善逸について語るときに我々の語ること①善逸が壱ノ型しか使えない理由
(9/21日21;47分、追記修正しました。)
村上春樹風の、キザなタイトルにしてみました。
こんにちは!
9月の4連休ということで休日1日につき1つはnote更新したいな!という目標を掲げまして、これで3つ目でございます。

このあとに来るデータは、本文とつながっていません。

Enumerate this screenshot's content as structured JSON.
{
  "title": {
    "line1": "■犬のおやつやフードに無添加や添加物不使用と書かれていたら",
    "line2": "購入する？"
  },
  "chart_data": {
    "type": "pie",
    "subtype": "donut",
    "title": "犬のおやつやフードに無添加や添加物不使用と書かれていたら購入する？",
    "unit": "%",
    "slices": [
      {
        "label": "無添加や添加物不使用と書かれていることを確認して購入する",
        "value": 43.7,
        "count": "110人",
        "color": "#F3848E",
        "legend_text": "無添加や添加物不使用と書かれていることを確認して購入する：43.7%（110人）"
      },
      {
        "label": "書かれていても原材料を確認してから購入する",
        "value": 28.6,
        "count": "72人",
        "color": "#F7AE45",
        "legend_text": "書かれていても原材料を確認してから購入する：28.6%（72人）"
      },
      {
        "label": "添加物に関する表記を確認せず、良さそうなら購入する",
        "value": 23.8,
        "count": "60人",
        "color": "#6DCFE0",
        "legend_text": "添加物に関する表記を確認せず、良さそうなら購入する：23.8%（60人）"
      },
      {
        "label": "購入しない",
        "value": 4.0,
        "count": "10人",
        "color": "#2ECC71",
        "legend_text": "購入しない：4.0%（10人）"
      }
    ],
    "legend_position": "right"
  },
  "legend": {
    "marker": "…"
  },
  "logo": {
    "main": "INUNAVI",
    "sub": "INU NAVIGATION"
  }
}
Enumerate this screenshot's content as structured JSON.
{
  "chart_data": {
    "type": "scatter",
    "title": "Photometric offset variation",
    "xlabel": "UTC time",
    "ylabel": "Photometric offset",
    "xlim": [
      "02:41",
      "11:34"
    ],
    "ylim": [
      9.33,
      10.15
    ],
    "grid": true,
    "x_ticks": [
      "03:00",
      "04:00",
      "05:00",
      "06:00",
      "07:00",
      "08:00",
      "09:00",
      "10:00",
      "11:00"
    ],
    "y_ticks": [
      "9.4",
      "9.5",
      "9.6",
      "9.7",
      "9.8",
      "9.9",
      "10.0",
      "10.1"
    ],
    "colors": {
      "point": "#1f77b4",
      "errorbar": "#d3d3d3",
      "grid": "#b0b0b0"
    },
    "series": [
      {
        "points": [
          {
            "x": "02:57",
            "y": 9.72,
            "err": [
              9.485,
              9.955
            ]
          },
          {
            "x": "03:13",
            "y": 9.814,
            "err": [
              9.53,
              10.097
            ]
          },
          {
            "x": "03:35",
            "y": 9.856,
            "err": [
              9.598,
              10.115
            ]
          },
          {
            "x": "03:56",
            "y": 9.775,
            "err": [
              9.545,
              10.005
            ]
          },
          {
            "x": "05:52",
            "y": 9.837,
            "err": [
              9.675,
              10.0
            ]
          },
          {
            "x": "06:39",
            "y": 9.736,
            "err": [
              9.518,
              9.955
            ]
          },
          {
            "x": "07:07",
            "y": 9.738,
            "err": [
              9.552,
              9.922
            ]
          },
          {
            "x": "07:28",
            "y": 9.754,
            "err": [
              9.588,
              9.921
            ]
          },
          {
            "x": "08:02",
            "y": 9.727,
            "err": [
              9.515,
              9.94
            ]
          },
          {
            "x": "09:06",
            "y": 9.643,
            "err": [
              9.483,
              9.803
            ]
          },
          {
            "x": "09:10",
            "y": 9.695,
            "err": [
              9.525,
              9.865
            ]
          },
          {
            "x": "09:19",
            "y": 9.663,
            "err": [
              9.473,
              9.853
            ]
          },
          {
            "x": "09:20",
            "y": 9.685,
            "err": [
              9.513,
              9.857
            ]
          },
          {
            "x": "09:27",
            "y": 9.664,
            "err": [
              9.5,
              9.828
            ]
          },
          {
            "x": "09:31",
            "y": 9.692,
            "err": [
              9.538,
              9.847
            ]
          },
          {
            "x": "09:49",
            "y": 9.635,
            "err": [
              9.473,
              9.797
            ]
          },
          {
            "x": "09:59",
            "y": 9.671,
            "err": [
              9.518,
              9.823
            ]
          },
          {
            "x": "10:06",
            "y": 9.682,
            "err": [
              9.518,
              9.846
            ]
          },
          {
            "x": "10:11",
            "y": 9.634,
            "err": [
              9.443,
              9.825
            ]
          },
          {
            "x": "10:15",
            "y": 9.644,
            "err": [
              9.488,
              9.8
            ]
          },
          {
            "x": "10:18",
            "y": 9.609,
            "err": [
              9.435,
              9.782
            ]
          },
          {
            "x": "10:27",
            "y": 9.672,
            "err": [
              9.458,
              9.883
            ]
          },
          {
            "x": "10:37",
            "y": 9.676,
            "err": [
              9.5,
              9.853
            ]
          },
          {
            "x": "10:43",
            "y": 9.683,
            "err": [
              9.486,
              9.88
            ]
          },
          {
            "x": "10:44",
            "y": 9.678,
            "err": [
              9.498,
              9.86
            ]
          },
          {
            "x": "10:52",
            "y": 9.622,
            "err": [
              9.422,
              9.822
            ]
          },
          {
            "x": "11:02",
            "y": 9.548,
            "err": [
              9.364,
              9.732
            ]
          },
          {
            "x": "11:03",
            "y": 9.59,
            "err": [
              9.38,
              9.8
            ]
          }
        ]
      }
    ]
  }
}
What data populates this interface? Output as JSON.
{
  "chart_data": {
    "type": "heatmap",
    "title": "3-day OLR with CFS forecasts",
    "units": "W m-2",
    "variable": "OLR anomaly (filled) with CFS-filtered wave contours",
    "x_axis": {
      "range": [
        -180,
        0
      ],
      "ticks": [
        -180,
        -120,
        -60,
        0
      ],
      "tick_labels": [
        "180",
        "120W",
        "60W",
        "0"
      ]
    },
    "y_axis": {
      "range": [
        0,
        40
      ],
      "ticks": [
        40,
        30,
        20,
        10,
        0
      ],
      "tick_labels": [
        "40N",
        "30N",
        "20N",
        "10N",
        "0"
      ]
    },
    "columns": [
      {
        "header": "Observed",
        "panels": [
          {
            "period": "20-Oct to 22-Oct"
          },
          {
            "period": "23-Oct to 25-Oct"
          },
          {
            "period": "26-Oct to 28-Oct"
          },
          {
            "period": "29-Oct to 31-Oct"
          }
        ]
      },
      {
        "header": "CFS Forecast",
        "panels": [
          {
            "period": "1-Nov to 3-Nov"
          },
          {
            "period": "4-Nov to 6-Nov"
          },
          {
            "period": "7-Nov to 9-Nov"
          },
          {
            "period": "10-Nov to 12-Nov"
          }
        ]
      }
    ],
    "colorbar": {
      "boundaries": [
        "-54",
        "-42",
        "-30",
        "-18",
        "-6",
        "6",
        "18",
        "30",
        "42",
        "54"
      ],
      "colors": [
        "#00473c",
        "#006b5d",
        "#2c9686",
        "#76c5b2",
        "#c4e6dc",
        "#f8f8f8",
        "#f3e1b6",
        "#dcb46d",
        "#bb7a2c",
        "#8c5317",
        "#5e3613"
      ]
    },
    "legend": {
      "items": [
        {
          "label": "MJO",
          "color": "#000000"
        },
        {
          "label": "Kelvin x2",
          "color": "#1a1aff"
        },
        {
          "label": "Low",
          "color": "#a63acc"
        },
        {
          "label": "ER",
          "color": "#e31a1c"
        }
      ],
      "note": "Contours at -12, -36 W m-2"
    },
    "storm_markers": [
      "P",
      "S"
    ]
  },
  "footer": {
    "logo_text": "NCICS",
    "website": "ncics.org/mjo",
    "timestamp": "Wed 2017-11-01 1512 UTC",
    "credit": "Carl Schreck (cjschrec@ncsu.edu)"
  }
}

(表紙画像はTwitter鬼滅の刃公式からいただきました。)
善逸についてはもうすでにたくさんの人に考察されていると思うので今さら語るべきことなんか何一つ残っていないと思うのですが、俺は俺が語りたいことを語る!!というスタンスでやらさせていただきます。
よろしくお願いします。
今回は「善逸が雷の呼吸壱ノ型しか使えない理由」について考察したいと思います。
これについてはまず最初に、逆説について考えておきましょう。
逆説1;善逸はなぜ壱ノ型だけ習得できたのか
そもそも「壱ノ型 霹靂一閃」とはどんな技なのか。
漫画やアニメでみる限り「居合」であると思われます。
(余談;「居合」で個人的に真っ先に思い浮かんだのが「座頭市」でした。しかも盲目の剣士で、見えない(眠っている)状態で戦う善逸ともカブります。)
「居合」についてはこちらをご覧ください。↓
引用①https://日本の歴史.com/2018/01/居合/
引用①から一部抜粋させていただきます。
居合の基本的な戦術は、初撃で先制あるいは防御、二撃目または三撃目でとどめという構成になっています。
そのためには相手の敵意や攻撃態勢を察知し、抜くと同時に斬り付ける「抜き付け」という技法が居合の根幹となります。
「防御」には「躱す」も含まれていると思います。初撃、二撃、三撃全てがとどめの斬撃ということでしょうか…?しかし「「抜き付け」という技法が居合の根幹」でもあることから、初撃でとどめを刺すことが基本だと思われます。
「壱ノ型しか使えない」というのは言い換えれば「とどめしか刺せない剣士」ともいえるかもしれません。
では、獪岳に出来なかった事が、なぜ善逸には出来たのでしょうか?
4巻で育手の桑島さん(以下、爺ちゃんと呼ばせていただきます)が言いかけていましたが「才能が」あるからでしょうか?
しかし才能があるなら善逸は全ての型を習得しているはずです。
善逸自身は全く気づいていないようですが…。
とりあえずここでひとつ仮説を立てておきます。
仮説1;「善逸は壱ノ型しか使いたくなかった」
17巻を読んでいて、この仮説を立てるに至りました。善逸が爺ちゃんの最期を獪岳に伝える場面です。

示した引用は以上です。